Le Mahousse s’est rendu à mes raisons et oubliant ses tartarinades de la veille à l’hôtel, il commence par le plus petit cours. Son humilité est telle qu’il se range à celui des enfants. Ceux-ci ne s’étonnent pas de prime abord, car ils le prennent pour un moniteur, mais ils le voient mettre ses skis et alors le doute s’infiltre dans leurs petites tronches.
M. Bergeron continue de faire les cent pas en applaudissant très fort pour se réchauffer les extrémités. Soudain, il dresse l’oreille. Je regarde dans la même direction que lui et j’avise le car de Moutiers qui rapplique en ahanant. L’ex-associé de Boilevent attend patiemment que les voyageurs soient descendus, après quoi il s’approche du chauffeur. Celui-ci semble très bien le connaître car les deux hommes se serrent la paluche avec énergie. Puis le conducteur sort du porte-bagages une paire de skis qu’il remet à Bergeron. Bergeron lui glisse un pourliche et charge les nouvelles planches sur son dos. Il se dirige alors vers les pistes, chausse ses propres skis et gagne le remonte-pente de Belle-Côte.

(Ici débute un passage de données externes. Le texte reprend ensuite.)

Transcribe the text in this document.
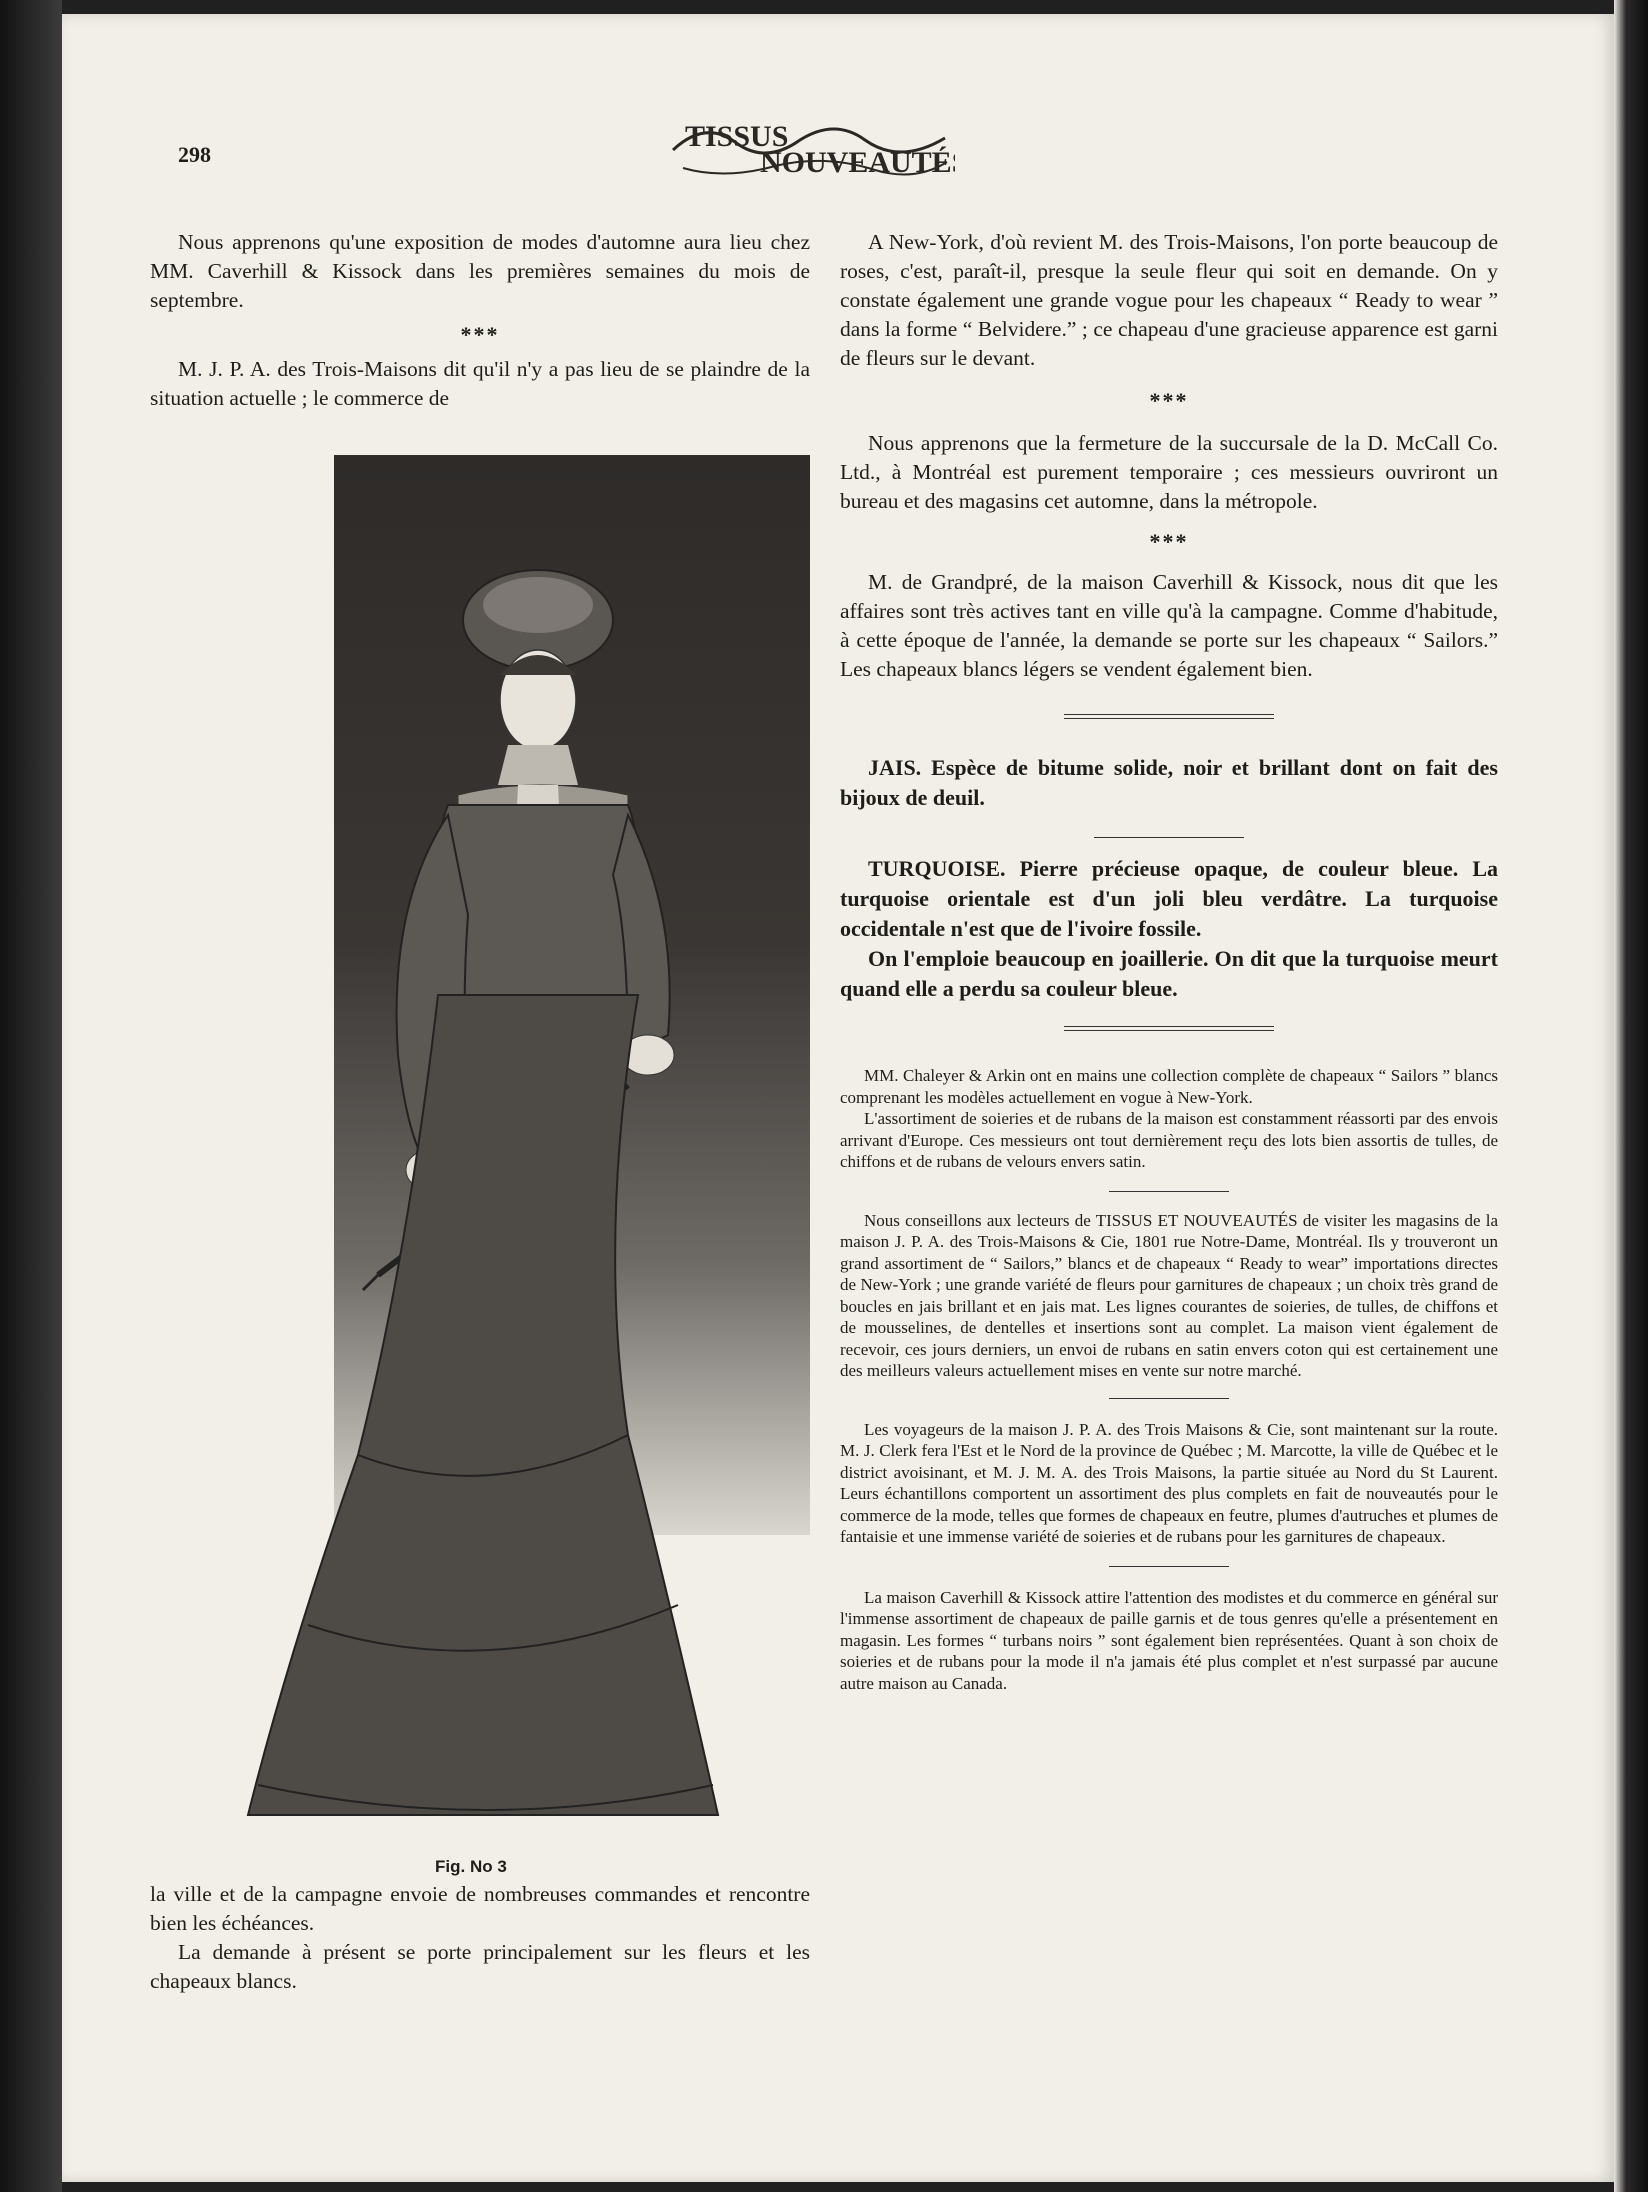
298
TISSUS
NOUVEAUTÉS

Nous apprenons qu'une exposition de modes d'automne aura lieu chez MM. Caverhill & Kissock dans les premières semaines du mois de septembre.

***

M. J. P. A. des Trois-Maisons dit qu'il n'y a pas lieu de se plaindre de la situation actuelle ; le commerce de

Fig. No 3

la ville et de la campagne envoie de nombreuses commandes et rencontre bien les échéances.

La demande à présent se porte principalement sur les fleurs et les chapeaux blancs.

A New-York, d'où revient M. des Trois-Maisons, l'on porte beaucoup de roses, c'est, paraît-il, presque la seule fleur qui soit en demande. On y constate également une grande vogue pour les chapeaux “ Ready to wear ” dans la forme “ Belvidere.” ; ce chapeau d'une gracieuse apparence est garni de fleurs sur le devant.

***

Nous apprenons que la fermeture de la succursale de la D. McCall Co. Ltd., à Montréal est purement temporaire ; ces messieurs ouvriront un bureau et des magasins cet automne, dans la métropole.

***

M. de Grandpré, de la maison Caverhill & Kissock, nous dit que les affaires sont très actives tant en ville qu'à la campagne. Comme d'habitude, à cette époque de l'année, la demande se porte sur les chapeaux “ Sailors.” Les chapeaux blancs légers se vendent également bien.

JAIS. Espèce de bitume solide, noir et brillant dont on fait des bijoux de deuil.

TURQUOISE. Pierre précieuse opaque, de couleur bleue. La turquoise orientale est d'un joli bleu verdâtre. La turquoise occidentale n'est que de l'ivoire fossile.

On l'emploie beaucoup en joaillerie. On dit que la turquoise meurt quand elle a perdu sa couleur bleue.

MM. Chaleyer & Arkin ont en mains une collection complète de chapeaux “ Sailors ” blancs comprenant les modèles actuellement en vogue à New-York.

L'assortiment de soieries et de rubans de la maison est constamment réassorti par des envois arrivant d'Europe. Ces messieurs ont tout dernièrement reçu des lots bien assortis de tulles, de chiffons et de rubans de velours envers satin.

Nous conseillons aux lecteurs de TISSUS ET NOUVEAUTÉS de visiter les magasins de la maison J. P. A. des Trois-Maisons & Cie, 1801 rue Notre-Dame, Montréal. Ils y trouveront un grand assortiment de “ Sailors,” blancs et de chapeaux “ Ready to wear” importations directes de New-York ; une grande variété de fleurs pour garnitures de chapeaux ; un choix très grand de boucles en jais brillant et en jais mat. Les lignes courantes de soieries, de tulles, de chiffons et de mousselines, de dentelles et insertions sont au complet. La maison vient également de recevoir, ces jours derniers, un envoi de rubans en satin envers coton qui est certainement une des meilleurs valeurs actuellement mises en vente sur notre marché.

Les voyageurs de la maison J. P. A. des Trois Maisons & Cie, sont maintenant sur la route. M. J. Clerk fera l'Est et le Nord de la province de Québec ; M. Marcotte, la ville de Québec et le district avoisinant, et M. J. M. A. des Trois Maisons, la partie située au Nord du St Laurent. Leurs échantillons comportent un assortiment des plus complets en fait de nouveautés pour le commerce de la mode, telles que formes de chapeaux en feutre, plumes d'autruches et plumes de fantaisie et une immense variété de soieries et de rubans pour les garnitures de chapeaux.

La maison Caverhill & Kissock attire l'attention des modistes et du commerce en général sur l'immense assortiment de chapeaux de paille garnis et de tous genres qu'elle a présentement en magasin. Les formes “ turbans noirs ” sont également bien représentées. Quant à son choix de soieries et de rubans pour la mode il n'a jamais été plus complet et n'est surpassé par aucune autre maison au Canada.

Est-il besoin de vous dire que le célèbre, surprenant, époustouflant, séduisant, étourdissant et merveilleux commissaire San-Antonio en fait autant ?
Je me trouve à deux skieurs de Bergeron lorsque j’attrape la canne de remontée. Heureusement que je suis un as de la semelle de bois ! Vous voyez que dans cette satanée profession tout sert !
Néanmoins, on n’est jamais à l’abri d’une chute. Comme je n’ai pas rechaussé les bouts de bois depuis l’hiver dernier, je redoute de perdre l’équilibre, ce qui m’obligerait à redescendre prendre mon tour au tire-fesses. Ce serait perdre le contact avec Bergeron.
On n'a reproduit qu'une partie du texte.